Found this: "A project to create a comprehensive graphical representation of the internet in just one day and using only a single computer has already produced some eye-catching images":
The different colours represent different geographical areas (North America is blue; the Pacific Rim is red, etc.).
A question: is the web really developing, then, like William Gibson et al. envisioned, an interconnected, global community, beyond political boundaries, etc. etc. Or, have those sorts of visions so shaped our understanding that we can conceive of it in no other way? Is science (this project, in particular) shaped to such an extent, even determined, by aesthetics and culture?
But gosh, it's pretty.
To add to the discussion of Pope mentioned below: I owe to him the title of this blog, as he was grinding his teeth about scribbling women long before Hawthorne made his famous comment in 1855 that "America is now wholly given over to a d—ned mob of scribbling women, and I should have no chance of success while the public taste is occupied with their trash — and should be ashamed of myself if I did succeed."
Pope's infamous attack on Eliza Haywood in The Dunciad
(published in 1728 and expanded in 1744)
See in the circle next, Eliza placed,
Two babes of love close clinging
To her waist.
was supplemented by a note, in case anyone missed the point: "In this game, is expos'd in the most contemptuous manner, the profligate licentiousness of those Shameless Scribblers (for the most part of that Sex, which ought least to be capable of such malice or imprudence) who in libellous Memoirs and Novels reveal the faults and misfortune of both sexes, to the ruin or disturbance, of public fame or private happiness." Haywood is offered as the prize in a urinating competition: ‘Who best can send on high/ The salient spout, fairstreaming to the sky,’ (II, 15.3-5). The second prize was a chamber pot. Jonathan Swift used similar language when he wrote, "I have heard of [her] as a stupid, infamous scribbling woman, but have not seen any of her productions."

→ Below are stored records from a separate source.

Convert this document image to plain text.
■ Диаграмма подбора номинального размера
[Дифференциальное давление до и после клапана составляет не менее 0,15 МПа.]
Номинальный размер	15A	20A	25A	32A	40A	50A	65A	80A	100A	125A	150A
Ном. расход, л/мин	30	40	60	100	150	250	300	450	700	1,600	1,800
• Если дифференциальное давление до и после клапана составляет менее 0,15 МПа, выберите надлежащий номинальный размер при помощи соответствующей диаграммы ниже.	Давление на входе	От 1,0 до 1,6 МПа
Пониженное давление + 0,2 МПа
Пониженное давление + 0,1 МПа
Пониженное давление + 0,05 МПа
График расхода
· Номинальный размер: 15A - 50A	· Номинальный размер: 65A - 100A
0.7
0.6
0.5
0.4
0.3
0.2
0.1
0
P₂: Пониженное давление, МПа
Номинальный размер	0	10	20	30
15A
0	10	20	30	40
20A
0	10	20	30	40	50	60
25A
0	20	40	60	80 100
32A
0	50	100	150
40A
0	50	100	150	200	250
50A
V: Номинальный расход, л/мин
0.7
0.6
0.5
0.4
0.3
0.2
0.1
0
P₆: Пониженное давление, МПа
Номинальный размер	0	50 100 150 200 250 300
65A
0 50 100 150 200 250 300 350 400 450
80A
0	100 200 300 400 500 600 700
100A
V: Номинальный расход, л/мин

Alas, I cannot claim to the be first (or even the fiftieth, I am sure) to attempt to reclaim this slur and refashion it into a badge of honour, for there is Scribbling Women, a project of the Public Media Foundation which dramatizes stories by American women writers for national radio broadcast in the U.S.A.; Scribbling Women: Short Stories by 19th-Century American Women (1997), a book edited by Elaine Showalter; Style and the "Scribbling Women": An Empirical Analysis of Nineteenth-Century American Fiction by Mary P. Hiatt; Domestic Goddess, a.k.a. "scribbling mobs of women," a moderated E-journal, devoted to women writers, beginning in the 19th century, who wrote domestic fiction; a proposed collection called Scribbling Women: The Form of the Short Story, 1850-present; and many individual references. Clearly I cannot claim originality, though I would point out that all these other references are without exception to American women writers via the Hawthorne quote, while I of course, as an eighteenth–centuryist and a reader of British literature, prefer to be insulted by Swift and Pope.
Things seem to be going smoothly with Movable Type. Now to tinker a little with the template, add some links, etc. etc. Then maybe—just maybe—I'll have some time to read and so will be able to get to the business of this blog.
But before that, I have to finish some overdue reviews; will post a link to the one for H-Net when it appears, of Carolyn Kitch's The Girl on the Magazine Cover: The Origins of Visual Stereotypes in American Mass Media (Chapel Hill and London: The University of North Carolina Press, 2001).
After several frustrating days, I managed to get Blogger more or less talking to my web server. Then I discovered that UNB has an interface with Movable Type, which seems like a more flexible programme, so I will now convert over to MT before going any further.